Fig. 1.

Canonical WNT pathway is upregulated in COPD proximal epithelium.

a) Heat map of RNA-seq expression Z-score, computed for all significantly modified genes (fold discovery range < 0•1) in smokers and COPD, as compared with non-smoker controls. These results depict a global WNT activation in COPD, that is more pronounced in very severe disease. The horizontal gap separates upregulated and downregulated targets.

b) Schematized overview of the canonical WNT pathway and its most important components. Green and red-filled rectangles respectively represent significantly up- and downregulated genes in COPD, according to RNA-seq data (dedicated statistical analysis, comparing pooled COPD versus non-smoker controls). Red-framed rectangles (CSNKA1&2, FBXW11, TLE1) point genes whose upregulation does support canonical WNT activation. Interestingly, two of these genes are involved in the phosphorylation and ubiquitination of the β-catenin, and their divergent regulation could be a direct consequence of the increased β-catenin cytosolic pool.

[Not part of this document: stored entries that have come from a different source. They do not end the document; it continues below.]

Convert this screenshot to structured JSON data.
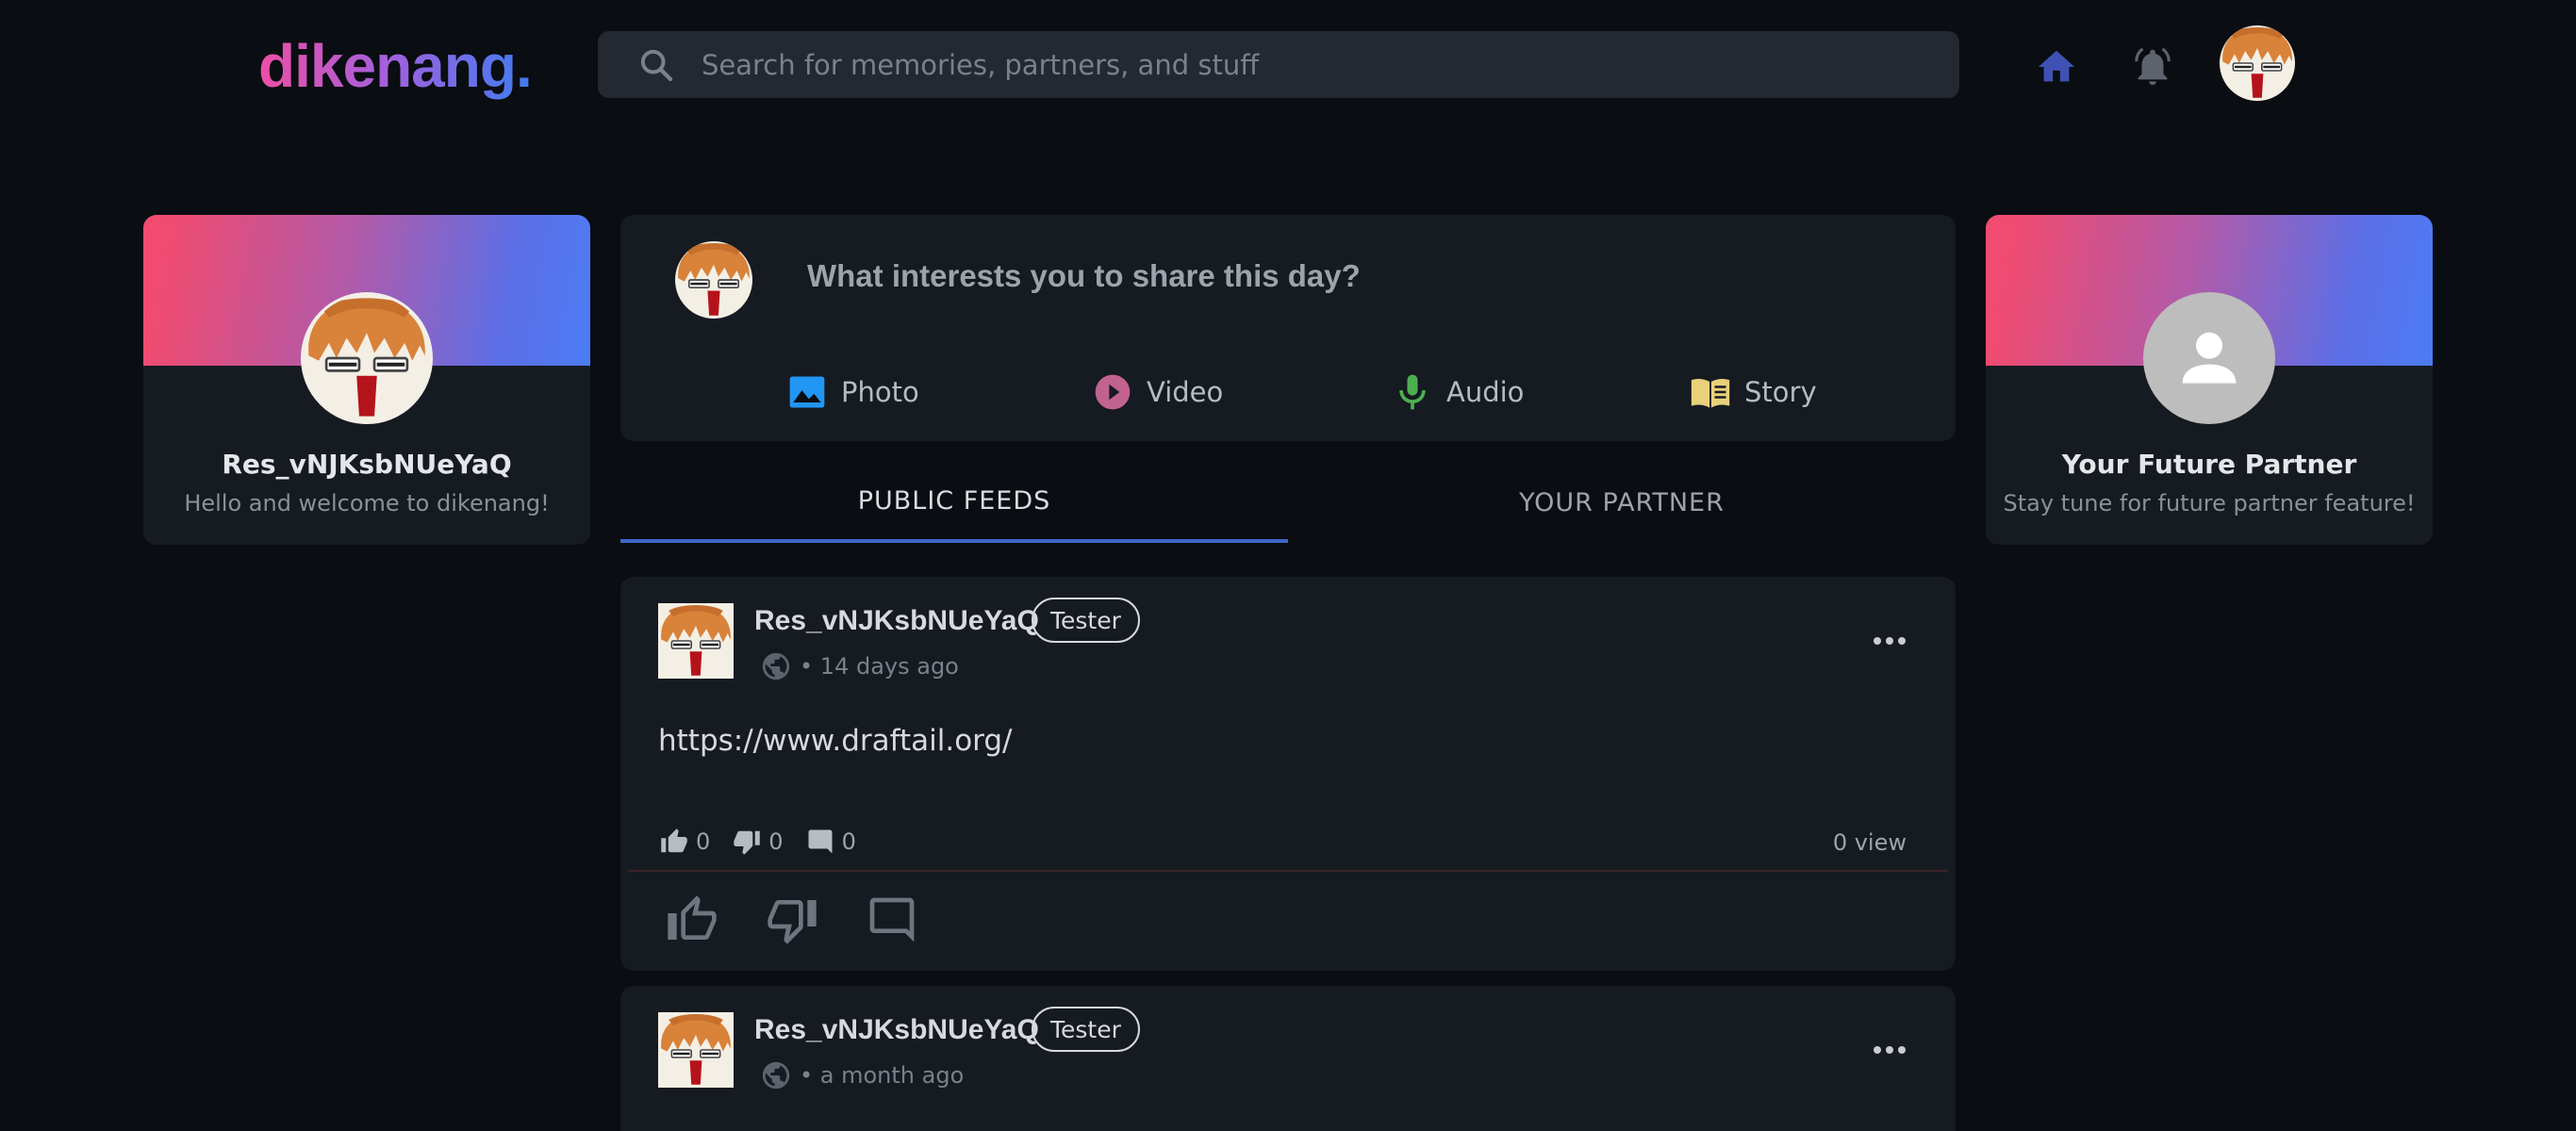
{
  "header": {
    "logo": "dikenang.",
    "search": {
      "placeholder": "Search for memories, partners, and stuff",
      "value": ""
    },
    "icons": [
      "search-icon",
      "home-icon",
      "bell-icon"
    ]
  },
  "colors": {
    "background": "#0a0d11",
    "card": "#161a21",
    "accent": "#3d66c9",
    "home_icon": "#3f51b5",
    "logo_gradient": [
      "#ec4fa5",
      "#a75fdc",
      "#3f7cf2"
    ],
    "banner_gradient": [
      "#f14b6f",
      "#b35aa8",
      "#4b7cf5"
    ]
  },
  "profile_card": {
    "username": "Res_vNJKsbNUeYaQ",
    "welcome": "Hello and welcome to dikenang!"
  },
  "composer": {
    "prompt": "What interests you to share this day?",
    "actions": [
      {
        "label": "Photo",
        "icon": "photo-icon",
        "color": "#2196f3"
      },
      {
        "label": "Video",
        "icon": "play-circle-icon",
        "color": "#c2628f"
      },
      {
        "label": "Audio",
        "icon": "microphone-icon",
        "color": "#4caf50"
      },
      {
        "label": "Story",
        "icon": "book-icon",
        "color": "#e8d17a"
      }
    ]
  },
  "tabs": [
    {
      "label": "PUBLIC FEEDS",
      "active": true
    },
    {
      "label": "YOUR PARTNER",
      "active": false
    }
  ],
  "partner_card": {
    "title": "Your Future Partner",
    "subtitle": "Stay tune for future partner feature!"
  },
  "posts": [
    {
      "author": "Res_vNJKsbNUeYaQ",
      "badge": "Tester",
      "time": "• 14 days ago",
      "content": "https://www.draftail.org/",
      "likes": "0",
      "dislikes": "0",
      "comments": "0",
      "views": "0 view"
    },
    {
      "author": "Res_vNJKsbNUeYaQ",
      "badge": "Tester",
      "time": "• a month ago"
    }
  ]
}
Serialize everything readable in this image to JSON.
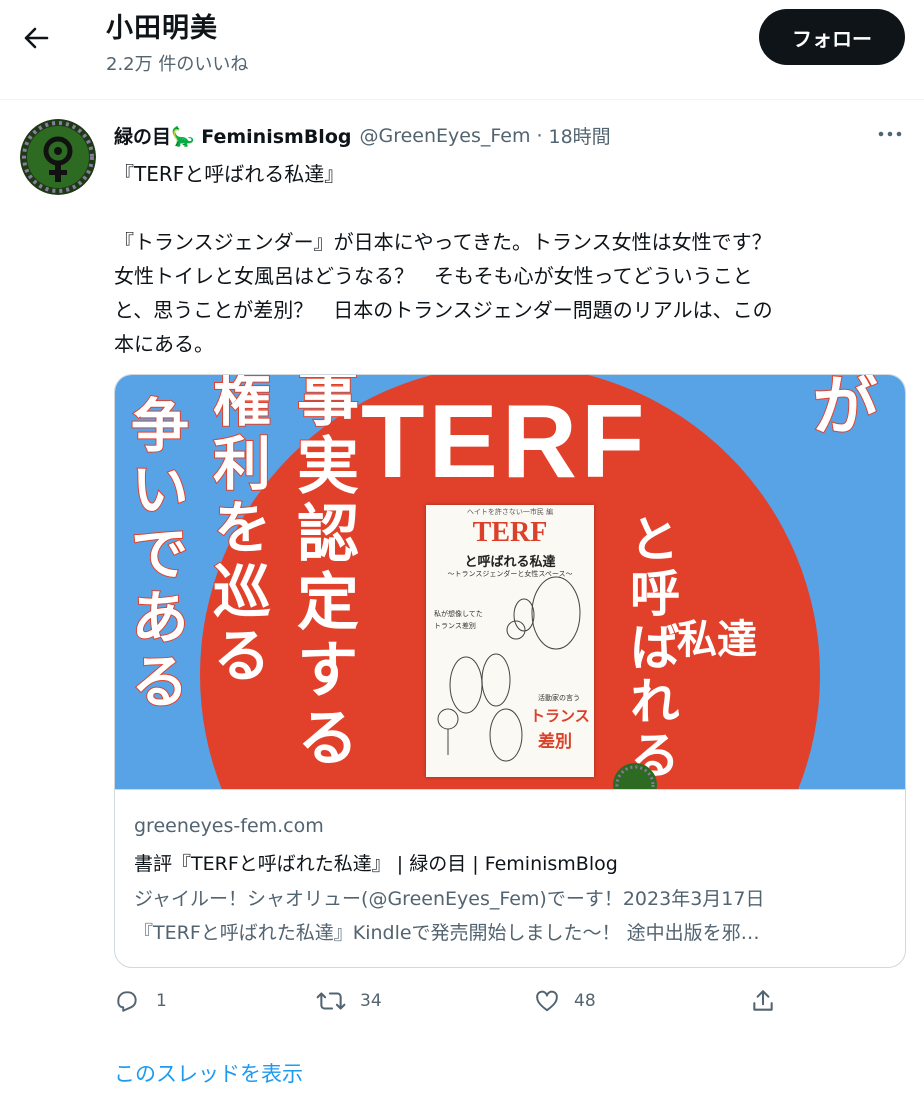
{
  "header": {
    "title": "小田明美",
    "subtitle": "2.2万 件のいいね",
    "follow_label": "フォロー"
  },
  "tweet": {
    "author_name": "緑の目🦕 FeminismBlog",
    "handle": "@GreenEyes_Fem",
    "separator": "·",
    "time": "18時間",
    "text": "『TERFと呼ばれる私達』\n\n『トランスジェンダー』が日本にやってきた。トランス女性は女性です？\n女性トイレと女風呂はどうなる？　そもそも心が女性ってどういうこと\nと、思うことが差別？　日本のトランスジェンダー問題のリアルは、この\n本にある。",
    "card": {
      "image": {
        "big_title": "TERF",
        "col_a": "争いである",
        "col_b": "権利を巡る",
        "col_c": "事実認定する",
        "col_d": "と呼ばれる",
        "col_e": "私達",
        "col_f": "これは女性が",
        "book_top": "ヘイトを許さない一市民 編",
        "book_title": "TERF",
        "book_title2": "と呼ばれる私達",
        "book_sub": "〜トランスジェンダーと女性スペース〜",
        "book_left1": "私が想像してた",
        "book_left2": "トランス差別",
        "book_right1": "活動家の言う",
        "book_right2": "トランス",
        "book_right3": "差別"
      },
      "domain": "greeneyes-fem.com",
      "title": "書評『TERFと呼ばれた私達』 | 緑の目 | FeminismBlog",
      "description": "ジャイルー！シャオリュー(@GreenEyes_Fem)でーす！2023年3月17日\n『TERFと呼ばれた私達』Kindleで発売開始しました〜！ 途中出版を邪…"
    },
    "actions": {
      "replies": "1",
      "retweets": "34",
      "likes": "48"
    }
  },
  "thread_link": "このスレッドを表示",
  "colors": {
    "accent": "#1d9bf0",
    "text": "#0f1419",
    "muted": "#536471",
    "card_blue": "#57a3e6",
    "card_red": "#e1412a",
    "avatar_green": "#2e6b22"
  },
  "icons": [
    "back-arrow-icon",
    "more-icon",
    "reply-icon",
    "retweet-icon",
    "like-icon",
    "share-icon"
  ]
}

c) The most affected target genes (>2-fold change) in RNA-seq, namely MMP2, MMP7, FZD7, SOX4, as well as CTNNB1, the cardinal factor of canonical WNT, were validated by RT-qPCR in the initial 47 patients series enriched with 21 additional samples

*, **, ***, **** indicate p-values of less than 0•05, 0•01, 0•001, and 0•0001, respectively (analysed using the Kruskal-Wallis test followed by Dunn's post-hoc test). Bars indicate median ± interquartile range. COPD, chronic obstructive pulmonary disease; EMT, epithelial-to-mesenchymal transition; NS, non-smokers; ns, not significant; Smo, smokers.